According to statistics, obesity has more than doubled in children and tripled in adolescents in the past 30 years. More evidence points to community-level contextual factors that may also be related to child obesity rates, with a particular focus on rural areas, including access to parks and recreation, access to full-service grocery stores, availability of fresh fruits and vegetables within schools, and availability of youth programming and recreation activities.
However, partaking in an online learning network has helped rural physicians—and by extension, their patients—improve their adherence to childhood obesity-prevention guidelines, according to a recent study published online in the American Journal of Medical Quality.
For the study, researchers from the Sacramento-based University of California, Davis (UC Davis) examined seven primary care clinics in rural California that participated in the Healthy Eating Active Living TeleHealth Community of Practice (HEALTH COP), a virtual learning and quality improvement network. The clinics participated in the HEALTH COP program for nine months to learn best practices regarding childhood-obesity prevention and share such practices with their colleagues.
A total of 144 children participated in the study by visiting one of the seven healthcare clinics two separate times: once between April and June of 2010 (before the HEALTH COP initiative began), and once between January and May of 2011 (after the HEALTH COP initiative began). The clinicians who participated in the program learned general pediatric obesity facts through videoconferencing and a set of online resources, says Ulfat Shaikh, M.D., lead researcher, pediatrician and director of healthcare quality at the UC Davis School of Medicine.
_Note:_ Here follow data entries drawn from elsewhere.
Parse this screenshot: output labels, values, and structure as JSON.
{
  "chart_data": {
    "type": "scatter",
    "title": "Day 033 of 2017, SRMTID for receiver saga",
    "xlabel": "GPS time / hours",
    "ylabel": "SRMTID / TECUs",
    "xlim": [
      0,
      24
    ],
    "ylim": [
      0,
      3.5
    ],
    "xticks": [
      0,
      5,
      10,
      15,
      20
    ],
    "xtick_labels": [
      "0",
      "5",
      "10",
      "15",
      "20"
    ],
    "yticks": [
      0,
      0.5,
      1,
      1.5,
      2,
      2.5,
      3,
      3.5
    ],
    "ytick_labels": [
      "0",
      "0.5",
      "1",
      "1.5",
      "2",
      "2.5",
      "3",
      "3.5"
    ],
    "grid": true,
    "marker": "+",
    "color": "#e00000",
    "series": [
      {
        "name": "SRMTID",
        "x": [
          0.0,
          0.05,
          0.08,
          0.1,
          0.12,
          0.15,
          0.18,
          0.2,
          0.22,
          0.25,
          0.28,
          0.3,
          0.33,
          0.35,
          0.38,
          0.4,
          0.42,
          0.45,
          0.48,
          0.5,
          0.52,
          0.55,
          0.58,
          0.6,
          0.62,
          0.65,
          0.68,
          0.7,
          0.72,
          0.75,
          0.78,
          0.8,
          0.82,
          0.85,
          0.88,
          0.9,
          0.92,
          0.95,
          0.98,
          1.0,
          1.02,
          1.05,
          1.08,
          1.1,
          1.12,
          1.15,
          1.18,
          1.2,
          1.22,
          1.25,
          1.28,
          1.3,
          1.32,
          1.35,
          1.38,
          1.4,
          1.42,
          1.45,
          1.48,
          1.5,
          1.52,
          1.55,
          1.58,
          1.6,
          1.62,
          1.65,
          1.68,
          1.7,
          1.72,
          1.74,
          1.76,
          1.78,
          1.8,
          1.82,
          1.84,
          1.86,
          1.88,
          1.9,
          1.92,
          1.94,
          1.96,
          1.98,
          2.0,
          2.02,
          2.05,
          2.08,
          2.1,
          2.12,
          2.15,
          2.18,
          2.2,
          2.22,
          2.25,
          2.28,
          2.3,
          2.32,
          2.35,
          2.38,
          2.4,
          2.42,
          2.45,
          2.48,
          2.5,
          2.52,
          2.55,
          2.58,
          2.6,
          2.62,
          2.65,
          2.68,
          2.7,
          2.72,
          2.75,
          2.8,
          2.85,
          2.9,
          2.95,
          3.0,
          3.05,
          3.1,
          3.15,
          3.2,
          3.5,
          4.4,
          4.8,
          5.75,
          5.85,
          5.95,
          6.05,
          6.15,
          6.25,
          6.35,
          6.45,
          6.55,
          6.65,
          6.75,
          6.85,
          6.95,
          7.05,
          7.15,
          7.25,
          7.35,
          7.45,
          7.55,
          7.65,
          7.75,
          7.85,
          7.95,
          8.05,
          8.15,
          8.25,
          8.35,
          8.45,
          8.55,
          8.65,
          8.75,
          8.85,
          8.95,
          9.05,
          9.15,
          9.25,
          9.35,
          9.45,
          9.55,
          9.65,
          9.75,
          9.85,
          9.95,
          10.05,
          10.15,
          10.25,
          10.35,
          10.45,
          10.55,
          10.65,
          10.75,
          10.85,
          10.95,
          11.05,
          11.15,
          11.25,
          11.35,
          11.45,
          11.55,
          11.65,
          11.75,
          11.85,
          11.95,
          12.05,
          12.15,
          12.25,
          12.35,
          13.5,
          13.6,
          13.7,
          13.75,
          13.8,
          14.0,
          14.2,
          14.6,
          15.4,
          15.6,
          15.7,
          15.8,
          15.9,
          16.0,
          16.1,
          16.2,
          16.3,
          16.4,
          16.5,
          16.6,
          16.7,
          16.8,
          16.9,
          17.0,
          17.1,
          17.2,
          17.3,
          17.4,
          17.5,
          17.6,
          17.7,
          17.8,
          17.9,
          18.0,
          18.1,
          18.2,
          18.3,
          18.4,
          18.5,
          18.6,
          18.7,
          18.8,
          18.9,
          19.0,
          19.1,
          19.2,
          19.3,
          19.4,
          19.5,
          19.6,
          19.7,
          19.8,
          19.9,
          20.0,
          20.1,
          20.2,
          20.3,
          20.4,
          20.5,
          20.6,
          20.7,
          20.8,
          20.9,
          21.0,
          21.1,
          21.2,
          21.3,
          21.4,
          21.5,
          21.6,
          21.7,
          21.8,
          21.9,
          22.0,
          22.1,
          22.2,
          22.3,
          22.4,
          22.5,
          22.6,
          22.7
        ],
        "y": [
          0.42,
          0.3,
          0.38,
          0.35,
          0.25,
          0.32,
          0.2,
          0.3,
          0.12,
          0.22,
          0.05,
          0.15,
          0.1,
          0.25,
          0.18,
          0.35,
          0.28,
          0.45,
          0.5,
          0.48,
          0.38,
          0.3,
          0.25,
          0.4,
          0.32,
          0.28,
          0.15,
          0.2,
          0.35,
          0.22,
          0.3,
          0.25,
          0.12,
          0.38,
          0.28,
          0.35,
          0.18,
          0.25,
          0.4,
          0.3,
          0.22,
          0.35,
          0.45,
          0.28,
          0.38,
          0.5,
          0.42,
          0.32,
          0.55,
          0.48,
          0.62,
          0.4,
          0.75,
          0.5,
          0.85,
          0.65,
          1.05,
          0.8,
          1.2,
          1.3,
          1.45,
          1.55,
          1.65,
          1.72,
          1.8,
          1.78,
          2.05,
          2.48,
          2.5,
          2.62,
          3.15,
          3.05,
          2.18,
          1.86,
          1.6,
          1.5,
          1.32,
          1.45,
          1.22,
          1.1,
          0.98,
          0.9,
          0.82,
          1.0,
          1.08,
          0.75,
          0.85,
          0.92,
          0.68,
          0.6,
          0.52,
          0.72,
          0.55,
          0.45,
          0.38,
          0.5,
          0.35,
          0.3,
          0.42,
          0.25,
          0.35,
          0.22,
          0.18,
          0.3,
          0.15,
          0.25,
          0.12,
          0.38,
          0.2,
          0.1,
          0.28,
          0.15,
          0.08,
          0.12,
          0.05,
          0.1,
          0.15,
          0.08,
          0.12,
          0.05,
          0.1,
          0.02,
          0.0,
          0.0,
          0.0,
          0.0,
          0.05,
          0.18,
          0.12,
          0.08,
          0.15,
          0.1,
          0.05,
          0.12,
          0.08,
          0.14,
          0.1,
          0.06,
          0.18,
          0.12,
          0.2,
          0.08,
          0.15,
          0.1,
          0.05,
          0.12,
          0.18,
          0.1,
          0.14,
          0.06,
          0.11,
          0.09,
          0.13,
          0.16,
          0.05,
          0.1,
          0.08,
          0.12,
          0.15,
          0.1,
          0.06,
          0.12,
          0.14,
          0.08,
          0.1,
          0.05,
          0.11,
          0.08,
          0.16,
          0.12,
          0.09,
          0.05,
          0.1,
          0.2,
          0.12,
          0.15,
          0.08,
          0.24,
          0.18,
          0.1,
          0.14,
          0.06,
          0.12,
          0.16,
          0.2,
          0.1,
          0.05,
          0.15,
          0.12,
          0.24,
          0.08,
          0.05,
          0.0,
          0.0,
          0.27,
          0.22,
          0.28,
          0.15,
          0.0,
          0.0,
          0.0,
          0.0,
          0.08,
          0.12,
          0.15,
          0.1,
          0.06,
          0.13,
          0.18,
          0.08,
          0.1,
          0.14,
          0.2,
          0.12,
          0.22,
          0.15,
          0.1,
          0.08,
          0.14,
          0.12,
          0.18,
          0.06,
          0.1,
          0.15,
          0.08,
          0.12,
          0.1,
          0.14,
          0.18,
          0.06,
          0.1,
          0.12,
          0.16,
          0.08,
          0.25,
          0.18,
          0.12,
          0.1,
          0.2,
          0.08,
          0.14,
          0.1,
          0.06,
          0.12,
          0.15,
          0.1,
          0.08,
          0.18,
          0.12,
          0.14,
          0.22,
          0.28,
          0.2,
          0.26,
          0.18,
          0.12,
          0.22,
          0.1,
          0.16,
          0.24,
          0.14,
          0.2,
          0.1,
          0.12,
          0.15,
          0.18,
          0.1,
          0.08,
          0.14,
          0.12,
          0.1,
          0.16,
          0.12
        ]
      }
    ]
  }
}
Shaikh says the collaborative began as a face-to-face pediatric obesity clinic where rural clinicians would meet one-on-one with patients for obesity prevention and management. “The issue with that was that due to the high prevalence of pediatric obesity—30 percent of kids in California are obese—we were getting a large number of consultations, and that led to quite a significant wait time at our telemedicine clinic.” As a result, the collaborative switched gears, deciding to use the existing telemedicine equipment that these clinics had to run the program virtually.
Unquestionably, because children in small communities are at an increased risk of obesity, they are at greater risk for diabetes, hypertension, depression, and other conditions. “Obesity prevention and management can be particularly challenging in rural areas,” Shaikh admits. “Families don’t have as much access to walking paths, play facilities and places to buy healthy food. There may be only one grocery store in town. Also, most of these clinics don’t have dieticians and social workers, leaving the bulk of the work with physicians.”
But through videoconferencing and other methods, rural clinicians in the program learned how to better assess patients’ weight; provide counseling on nutrition and physical activity; reorganize clinics to provide better care; screen for risk factors; and implement strategies to effectively discuss body weight.
The combination of clinical materials, education and peer support undoubtedly had a major impact on care. The Davis team looked at clinical practices, both before and after the program was implemented, and scored clinicians on their abilities to document their patient’s body mass index (BMI) and other weight measures, counsel patients and families, and provide family-centered care. Over the course of the study, the mean score increased from 3.5 to 4.6 on a zero-to-five scale.
Additionally, on average, clinicians who partook in the program discussed more topics regarding pediatric obesity with families after the intervention than before. The researchers noted a "significant" increase in counseling on sugary drinks and video games, and non-statistically significant increases in counseling on fruits and vegetables, breakfast, and family meals. Children who received care by clinicians who participated in HEALTH COP also reported positive gains in both nutrition and physical activity, the study found.
One specific challenge, Shaikh says, was that while some families broach the issue, others are in denial. “We provided instruction on motivational interviewing to help change lifestyle behavior. Teams were taught to assess where the family is and help them with their decision making.”
Just three months later, the team followed up to gather post-data, this time looking at whether the improved counseling had any behavioral impact. It had. “When we called kids and families [to follow up], they were eating better, exercising more, and watching less [television],” Shaikh says.
And perhaps the most useful innovation was the connectivity between clinics. Peer support amongst rural clinicians allowed them to share experiences and knowledge, customize materials, such as parent education handouts, and find creative ways to improve access for their patients.
“As an urban pediatrician, if I can’t figure out a problem, all I have to do is find a colleague in the building and get their impressions,” Shaikh says. “By setting up this network, we made it easier for rural clinicians to do the same. Regardless of where they were in California, they all face similar problems. Now they can share solutions.”